In 1978 I published the cover article “Foundations of Cultural Psychiatry,” in the American Journal of Psychiatry.  It helped to solidify cultural psychiatry as a bona fide academic area as opposed to the semi-exotic, mainly single-case and touristy “transcultural psychiatry.”  It also brought together a lot of colleagues; together we had a symposium on cultural psychiatry in 1979 at the APA meeting. Previously, in 1977, Ed Foulks, Joe Westermeyer, Ron Wintrob and I edited Current Perspectives in Cultural Psychiatry.  This group, along with John Spiegel, co-founded the Society for the Study of Psychiatry and Culture.

Margaret Mead died in 1978 and I was asked to write the chapter she was working on for The Comprehensive Textbook of Psychiatry.  I wrote the chapter for both the 1980 and 1985 editions and was promoted to Professor of Psychiatry at Univ Missouri .  Since the CTP rotates authors, I just published the chapter, now titled “Cultural Psychiatry,” for the 2005 edition.

In 1987 I wrote Bodies Under Siege:  Self-Mutilation in Culture and Psychiatry (a 2nd edition in 1996 still sells 1000 copies a year) which was the first book to utilize what I call the “cultural psychiatric approach” to understand a problematic behavior.  In this approach I examine the biological, psychological, and social factors that contribute to the behavior and examine these factors through the overarching web of culture.  I have lectured on this topic more than 300 times, including at a large number of the medical schools in the USA and Canada , and continue to make numerous radio, television, and print media presentations on the subject.

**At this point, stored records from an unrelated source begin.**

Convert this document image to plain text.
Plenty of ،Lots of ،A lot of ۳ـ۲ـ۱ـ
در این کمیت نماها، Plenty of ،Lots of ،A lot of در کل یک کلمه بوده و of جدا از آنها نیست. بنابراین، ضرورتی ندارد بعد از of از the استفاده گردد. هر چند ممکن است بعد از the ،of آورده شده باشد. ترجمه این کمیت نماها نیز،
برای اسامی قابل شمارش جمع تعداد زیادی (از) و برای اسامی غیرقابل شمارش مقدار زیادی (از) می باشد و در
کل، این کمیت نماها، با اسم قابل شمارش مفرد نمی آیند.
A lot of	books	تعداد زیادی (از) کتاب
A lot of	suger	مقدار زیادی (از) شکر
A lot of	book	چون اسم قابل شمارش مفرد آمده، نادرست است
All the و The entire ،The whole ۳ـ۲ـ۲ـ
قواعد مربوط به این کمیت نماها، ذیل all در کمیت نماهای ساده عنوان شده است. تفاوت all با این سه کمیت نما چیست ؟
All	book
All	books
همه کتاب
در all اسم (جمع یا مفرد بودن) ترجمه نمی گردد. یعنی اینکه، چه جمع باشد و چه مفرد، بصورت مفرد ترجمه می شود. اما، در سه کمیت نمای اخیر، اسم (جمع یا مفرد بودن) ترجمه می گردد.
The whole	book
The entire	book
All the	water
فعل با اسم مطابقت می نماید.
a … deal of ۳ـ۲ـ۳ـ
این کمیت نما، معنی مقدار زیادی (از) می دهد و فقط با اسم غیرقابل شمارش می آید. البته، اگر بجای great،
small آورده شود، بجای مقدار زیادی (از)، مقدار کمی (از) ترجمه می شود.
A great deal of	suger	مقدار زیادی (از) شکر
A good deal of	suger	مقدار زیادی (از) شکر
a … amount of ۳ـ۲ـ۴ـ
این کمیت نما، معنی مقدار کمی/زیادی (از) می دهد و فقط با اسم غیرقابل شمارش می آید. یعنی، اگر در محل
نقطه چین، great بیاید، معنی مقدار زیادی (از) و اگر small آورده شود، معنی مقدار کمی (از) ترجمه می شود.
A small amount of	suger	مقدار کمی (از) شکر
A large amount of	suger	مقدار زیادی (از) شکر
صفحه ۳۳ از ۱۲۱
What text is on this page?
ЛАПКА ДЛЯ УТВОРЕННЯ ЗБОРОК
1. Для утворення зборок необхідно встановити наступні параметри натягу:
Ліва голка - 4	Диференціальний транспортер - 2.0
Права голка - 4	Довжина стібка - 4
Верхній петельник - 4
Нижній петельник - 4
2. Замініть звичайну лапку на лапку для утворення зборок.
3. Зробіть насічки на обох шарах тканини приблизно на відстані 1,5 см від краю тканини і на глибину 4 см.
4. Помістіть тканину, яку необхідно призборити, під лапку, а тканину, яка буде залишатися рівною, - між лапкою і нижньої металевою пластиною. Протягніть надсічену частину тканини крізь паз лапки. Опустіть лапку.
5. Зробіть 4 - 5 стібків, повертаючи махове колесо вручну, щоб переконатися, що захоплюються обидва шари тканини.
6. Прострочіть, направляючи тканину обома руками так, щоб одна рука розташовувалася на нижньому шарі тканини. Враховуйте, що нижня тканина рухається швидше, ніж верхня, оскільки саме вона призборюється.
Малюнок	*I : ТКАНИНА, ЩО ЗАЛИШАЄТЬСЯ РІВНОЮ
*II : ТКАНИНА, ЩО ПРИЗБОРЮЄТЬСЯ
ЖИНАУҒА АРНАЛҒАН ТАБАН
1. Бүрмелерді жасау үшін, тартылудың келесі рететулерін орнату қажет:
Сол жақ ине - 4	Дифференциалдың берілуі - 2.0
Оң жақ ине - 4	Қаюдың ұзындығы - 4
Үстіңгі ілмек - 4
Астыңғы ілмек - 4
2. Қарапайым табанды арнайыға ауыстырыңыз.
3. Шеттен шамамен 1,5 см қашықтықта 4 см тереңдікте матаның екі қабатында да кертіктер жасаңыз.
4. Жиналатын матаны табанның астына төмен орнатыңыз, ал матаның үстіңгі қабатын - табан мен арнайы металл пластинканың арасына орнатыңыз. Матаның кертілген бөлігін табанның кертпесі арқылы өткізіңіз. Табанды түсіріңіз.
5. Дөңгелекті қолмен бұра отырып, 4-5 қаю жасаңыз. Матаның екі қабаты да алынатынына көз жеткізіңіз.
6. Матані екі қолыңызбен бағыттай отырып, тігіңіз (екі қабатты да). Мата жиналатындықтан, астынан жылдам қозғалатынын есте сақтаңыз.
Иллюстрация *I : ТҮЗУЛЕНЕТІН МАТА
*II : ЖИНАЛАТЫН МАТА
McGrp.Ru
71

Starting in the early 1990s I turned my attention to religion and spirituality, although in 1982 I published another cover article in the American Journal of Psychiatry titled “Modern Christian Healing of Mental Illness.”  My book,PsychoBible:  Behavior, Religion, and the Holy Book came out in 2004 and is already in its second printing.  It received the Creative Scholarship Award from the Society for the Study of Psychiatry and Culture and I was especially pleased that David Kinzie, Goffredo Bartocci, Ezra Griffith and many others regarded my magnum opus so favorably.

I am heavily engaged in patient care and teaching cultural psychiatry at my university.  Since it took me 10 years to write my best books, I hope to live long enough to complete another one.  The topic is uncertain, but I hope it would be a Falstaffian send-off to a rewarding career.  Reviewers have been kind enough to call Bodies Under Siegeand PsychoBible “classics.”  God only knows what they will call my next project.